Learn.fit_one_cycle cyc_len

tsoernes · August 7, 2019, 8:09am

Are these equivalent?

learn.fit_one_cycle(cyc_len=3)

vs

for _ in range(3):
  learn.fit_one_cycle(cyc_len=1)

florobax · August 7, 2019, 9:47am

No, even though both will iterate over the whole training set 3 times, the learning rate schedule will be totally different:

The first one will go through one cycle only, meaning it will reach max lr around epoch 2 and then start decreasing. It does the one-cycle schedule only once over the 3 epochs.
The second one will have one cycle for each epoch, meaning it will reach max lr within each epoch and decrease afterwards. It basically works as you expect, ie 3 times a one-cycle schedule.

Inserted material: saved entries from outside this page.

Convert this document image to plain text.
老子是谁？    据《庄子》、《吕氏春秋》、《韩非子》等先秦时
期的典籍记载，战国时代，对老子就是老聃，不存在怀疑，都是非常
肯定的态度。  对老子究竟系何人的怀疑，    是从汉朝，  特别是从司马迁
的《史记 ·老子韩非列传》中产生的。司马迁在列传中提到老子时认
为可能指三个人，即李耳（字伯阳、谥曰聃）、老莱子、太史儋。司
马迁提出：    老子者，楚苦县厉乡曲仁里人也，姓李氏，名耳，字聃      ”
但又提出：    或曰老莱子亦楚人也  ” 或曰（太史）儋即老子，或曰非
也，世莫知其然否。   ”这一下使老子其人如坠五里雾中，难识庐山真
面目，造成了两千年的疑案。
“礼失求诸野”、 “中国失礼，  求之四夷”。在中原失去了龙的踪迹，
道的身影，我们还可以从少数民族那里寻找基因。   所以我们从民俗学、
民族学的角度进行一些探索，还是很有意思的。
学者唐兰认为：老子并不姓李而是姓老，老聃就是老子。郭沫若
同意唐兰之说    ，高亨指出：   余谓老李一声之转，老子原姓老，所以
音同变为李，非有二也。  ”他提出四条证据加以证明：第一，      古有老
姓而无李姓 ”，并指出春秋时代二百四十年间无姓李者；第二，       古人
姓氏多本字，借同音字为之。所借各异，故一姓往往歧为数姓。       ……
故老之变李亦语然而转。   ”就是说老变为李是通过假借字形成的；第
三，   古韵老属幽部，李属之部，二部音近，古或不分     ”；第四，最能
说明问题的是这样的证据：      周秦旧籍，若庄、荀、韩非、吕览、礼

tsoernes · August 7, 2019, 10:22am

@florobax Thanks. Which one do you expect to have the largest ‘cumulative’ learning rate, i.e. area under a time-vs-learnrate curve? I’ve gotten better results with the for loop (multiple one-cycles) thus far.

florobax · August 7, 2019, 11:48am

Your question made me curious, so I did the calculation, and unless I made a mistake (which is possible), the area under the time-vs-lr curve (with fastai’s schedule) for one cycle is N_{iter}(0.3\times lr_{max}+0.7\times lr_{fin}+\frac{0.3(lr_{max}-lr_{min})+0.7(lr_{fin}-lr_{max})}{2}), which is basically a complicated way to say that it is proportional to the number of iterations. So it is absolutely the same in terms of area under the curve to run multiple cycles or to augment the number of iterations. I’ll make a small experiment to corroborate that.
However, keep in mind that one-cycle was designed to be used once over multiple epochs (so without the for loops). If it works better for you with the for loop, just use it then. Some learning rate schedules use multiple cycles, as you can see in this article.

florobax · August 7, 2019, 12:00pm

After a small experiment, it seems that I’m right. The difference between the two is around 8e-5, and seems to come from numerical instability more than anything else.